Я изучающее посмотрел на бумагу.
«Капитан Бонд» – стрельнуло сухим пистолетным щелчком в голове, вспомнилась лекция Умберто на семиотическом конгрессе. На секунду я даже отвлекся, мне показалось, нечто очень важное стремительно пронеслось и тут же растворилось, не оставив следа.
– Как он перелицовывает! – продолжала Светлана. – Выставляет встречу союзников пьяным сборищем шутов!
Мне становилось все яснее: супруги Макаровы стали на ложный путь; единственное, что они могут доказать, – то, что писал Шолохов, – пусть плохо писал, пусть не зная исторических реалий, пусть заимствуя и подгоняя заимствованный материал под свою концепцию, но писал! Опять получается – безграмотный налоговый инспектор, не знающий историю, взял да и сочинил или, хрен с ним, скомпилировал величайший русский роман ХХ века. Нет. Не сходятся концы с концами.
Ложный путь, но все же работают Макаровы неплохо, добросовестно.

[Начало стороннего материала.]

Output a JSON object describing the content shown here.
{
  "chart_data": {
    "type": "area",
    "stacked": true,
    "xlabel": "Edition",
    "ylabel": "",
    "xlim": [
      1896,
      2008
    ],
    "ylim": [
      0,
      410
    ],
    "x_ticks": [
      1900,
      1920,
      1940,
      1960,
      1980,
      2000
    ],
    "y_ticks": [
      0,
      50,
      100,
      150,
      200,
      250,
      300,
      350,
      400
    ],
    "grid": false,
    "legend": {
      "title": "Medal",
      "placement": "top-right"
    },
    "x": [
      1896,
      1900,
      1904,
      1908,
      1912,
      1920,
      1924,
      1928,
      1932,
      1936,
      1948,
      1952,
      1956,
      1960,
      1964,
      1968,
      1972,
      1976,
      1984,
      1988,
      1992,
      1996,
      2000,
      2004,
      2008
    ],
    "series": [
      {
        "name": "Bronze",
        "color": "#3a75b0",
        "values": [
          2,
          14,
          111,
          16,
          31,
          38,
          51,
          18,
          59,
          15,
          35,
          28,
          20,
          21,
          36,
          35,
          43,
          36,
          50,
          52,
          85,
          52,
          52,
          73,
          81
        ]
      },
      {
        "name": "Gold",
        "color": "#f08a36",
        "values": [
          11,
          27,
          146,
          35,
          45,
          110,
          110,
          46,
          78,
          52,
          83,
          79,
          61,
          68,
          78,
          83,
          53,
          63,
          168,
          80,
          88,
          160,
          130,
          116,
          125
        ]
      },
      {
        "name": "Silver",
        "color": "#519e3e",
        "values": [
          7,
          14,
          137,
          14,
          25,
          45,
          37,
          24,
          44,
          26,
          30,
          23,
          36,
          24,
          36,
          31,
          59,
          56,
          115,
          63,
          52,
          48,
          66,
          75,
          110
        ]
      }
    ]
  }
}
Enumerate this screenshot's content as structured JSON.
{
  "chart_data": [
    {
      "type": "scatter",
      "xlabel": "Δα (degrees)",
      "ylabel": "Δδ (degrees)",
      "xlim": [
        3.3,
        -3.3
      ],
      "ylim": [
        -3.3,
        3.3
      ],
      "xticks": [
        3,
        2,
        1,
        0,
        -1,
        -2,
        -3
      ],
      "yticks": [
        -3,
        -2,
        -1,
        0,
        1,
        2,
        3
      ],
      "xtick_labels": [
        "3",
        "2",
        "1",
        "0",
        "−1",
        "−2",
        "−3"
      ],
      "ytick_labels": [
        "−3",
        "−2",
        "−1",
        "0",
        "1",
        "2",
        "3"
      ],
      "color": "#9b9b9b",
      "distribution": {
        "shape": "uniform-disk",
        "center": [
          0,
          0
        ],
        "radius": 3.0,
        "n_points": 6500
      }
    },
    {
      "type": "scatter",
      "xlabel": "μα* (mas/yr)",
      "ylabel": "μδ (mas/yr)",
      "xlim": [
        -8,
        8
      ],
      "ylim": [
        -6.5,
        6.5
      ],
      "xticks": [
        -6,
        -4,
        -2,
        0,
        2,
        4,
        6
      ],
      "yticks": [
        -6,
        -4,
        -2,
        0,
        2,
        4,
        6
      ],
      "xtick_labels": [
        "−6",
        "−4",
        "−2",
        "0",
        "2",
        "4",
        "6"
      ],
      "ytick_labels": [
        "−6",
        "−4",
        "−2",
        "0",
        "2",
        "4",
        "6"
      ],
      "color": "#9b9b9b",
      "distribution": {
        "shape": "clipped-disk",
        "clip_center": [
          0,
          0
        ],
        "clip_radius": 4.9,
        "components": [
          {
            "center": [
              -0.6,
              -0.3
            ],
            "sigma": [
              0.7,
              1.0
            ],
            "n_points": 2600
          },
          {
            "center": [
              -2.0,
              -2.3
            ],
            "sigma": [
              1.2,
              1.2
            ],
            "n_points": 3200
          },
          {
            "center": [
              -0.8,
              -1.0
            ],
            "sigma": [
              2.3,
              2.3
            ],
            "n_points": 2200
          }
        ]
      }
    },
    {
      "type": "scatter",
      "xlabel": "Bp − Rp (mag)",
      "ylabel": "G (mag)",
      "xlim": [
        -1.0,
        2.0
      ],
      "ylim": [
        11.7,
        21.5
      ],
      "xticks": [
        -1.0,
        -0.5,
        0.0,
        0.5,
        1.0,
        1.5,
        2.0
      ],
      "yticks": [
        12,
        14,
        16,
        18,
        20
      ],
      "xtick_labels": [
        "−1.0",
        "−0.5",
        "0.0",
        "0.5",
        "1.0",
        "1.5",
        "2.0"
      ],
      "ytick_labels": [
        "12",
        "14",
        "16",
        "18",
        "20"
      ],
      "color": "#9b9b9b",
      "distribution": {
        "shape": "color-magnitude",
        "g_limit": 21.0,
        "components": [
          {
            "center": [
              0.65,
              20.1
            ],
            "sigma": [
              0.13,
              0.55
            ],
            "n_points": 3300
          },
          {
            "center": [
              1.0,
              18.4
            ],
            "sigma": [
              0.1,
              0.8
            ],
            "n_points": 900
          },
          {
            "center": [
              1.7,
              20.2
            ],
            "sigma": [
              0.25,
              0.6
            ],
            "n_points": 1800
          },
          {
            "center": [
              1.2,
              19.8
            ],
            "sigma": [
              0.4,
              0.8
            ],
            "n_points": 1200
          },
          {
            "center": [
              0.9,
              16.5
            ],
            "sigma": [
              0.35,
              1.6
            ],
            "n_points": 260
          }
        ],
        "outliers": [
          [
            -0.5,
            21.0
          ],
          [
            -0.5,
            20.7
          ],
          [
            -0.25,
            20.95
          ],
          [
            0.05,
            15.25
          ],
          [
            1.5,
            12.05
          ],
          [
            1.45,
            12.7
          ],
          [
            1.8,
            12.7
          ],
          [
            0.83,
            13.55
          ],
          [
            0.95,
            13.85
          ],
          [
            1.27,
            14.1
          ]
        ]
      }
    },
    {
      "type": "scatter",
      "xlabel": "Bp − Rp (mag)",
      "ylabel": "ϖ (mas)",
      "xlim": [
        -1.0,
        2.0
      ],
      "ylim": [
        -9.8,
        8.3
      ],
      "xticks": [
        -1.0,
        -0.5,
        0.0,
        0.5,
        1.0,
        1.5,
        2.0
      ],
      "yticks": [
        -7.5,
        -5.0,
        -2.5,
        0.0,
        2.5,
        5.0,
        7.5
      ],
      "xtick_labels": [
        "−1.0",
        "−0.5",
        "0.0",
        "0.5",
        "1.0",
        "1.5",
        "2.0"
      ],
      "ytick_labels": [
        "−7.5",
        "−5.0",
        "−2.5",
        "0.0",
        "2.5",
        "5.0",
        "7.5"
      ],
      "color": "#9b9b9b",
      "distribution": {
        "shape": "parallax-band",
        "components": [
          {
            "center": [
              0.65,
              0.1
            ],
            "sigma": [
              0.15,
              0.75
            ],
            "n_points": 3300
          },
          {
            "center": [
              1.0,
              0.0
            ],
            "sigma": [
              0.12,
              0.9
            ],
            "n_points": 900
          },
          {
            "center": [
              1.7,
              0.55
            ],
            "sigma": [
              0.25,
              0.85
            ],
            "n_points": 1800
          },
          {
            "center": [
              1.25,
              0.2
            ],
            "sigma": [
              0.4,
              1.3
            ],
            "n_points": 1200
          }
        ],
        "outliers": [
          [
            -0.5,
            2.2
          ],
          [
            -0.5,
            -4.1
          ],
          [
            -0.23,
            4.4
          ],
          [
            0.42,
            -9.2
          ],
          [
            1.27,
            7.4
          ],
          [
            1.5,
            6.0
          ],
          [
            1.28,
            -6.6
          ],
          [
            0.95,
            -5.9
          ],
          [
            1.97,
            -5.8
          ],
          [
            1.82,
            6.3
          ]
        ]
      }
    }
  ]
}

Почему же кровь стучит в висках? Почему в горле клокочет злоба? Почему не могу взять себя в руки?
Заговорил муж.
– Более-менее непрерывная линия авторского текста совсем обрывается в конце седьмой части. После двадцать восьмой главы, как нам кажется. Дальше встречаются лишь разрозненные, весьма редкие фрагменты крюковского письма, вкрапленные в шолоховский текст.
– После двадцать седьмой, – сухо поправил я и достал нож.
«Тихий Дон». Часть седьмая. Глава ХХVII
«В станице Кореновской Григорий почувствовал себя плохо. Полдня потратил денщик Прохор на поиски доктора и все же нашел какого-то полупьяного военного врача, с трудом уговорил его, привел на квартиру. Не снимая шинели, врач осмотрел Мелехова, пощупал пульс, уверенно заявил:
– Возвратный тиф. Советую вам, господин сотник, прекратить путешествие, иначе подомрете в дороге.
– Дожидаться красных? – криво усмехнулся Григорий. – Нет, я уж как-нибудь поеду.
И снова потянулись тягостные, унылые дни.
На Кубань из предгорий шла торопливая южная весна. В равнинных степях дружно таял снег, обнажались жирно блестевшие черноземом проталины, теплее стало просторное кубанское небо.
До помраченного сознания Григория доходило все словно из другого мира. Напрягши волю, он вслушивался в голос Прохора.
– Может, остановимся? Трудно тебе?
– Вези… вези, пока помру… – ответил Григорий.
По лицу Прохора догадался, что тот услышал его, и успокоенно закрыл глаза, как облегчение принимая беспамятство, погружаясь в густую темноту забытья, уходя от всего этого крикливого, шумного мира…»
4 марта 1920 года секретарь войскового круга Федор Дмитриевич Крюков умер от сыпного тифа в госпитале монастыря возле хутора Незаймановского, всего-то в 30 километрах от станицы Кореновской. Кто закрыл глаза Григорию Мелехову в последних строчках ХХVII главы? Кто описал печальную, очевидную сцену смерти героя? Сам ли Крюков, торопившийся закончить роман в предчувствии своей судьбы, или другой человек? В любом случае, все, что происходит после ХХVII главы, Крюков написать не мог! Кто же продолжил роман, воскресив погибшего героя? Неужели все-таки Шолохов?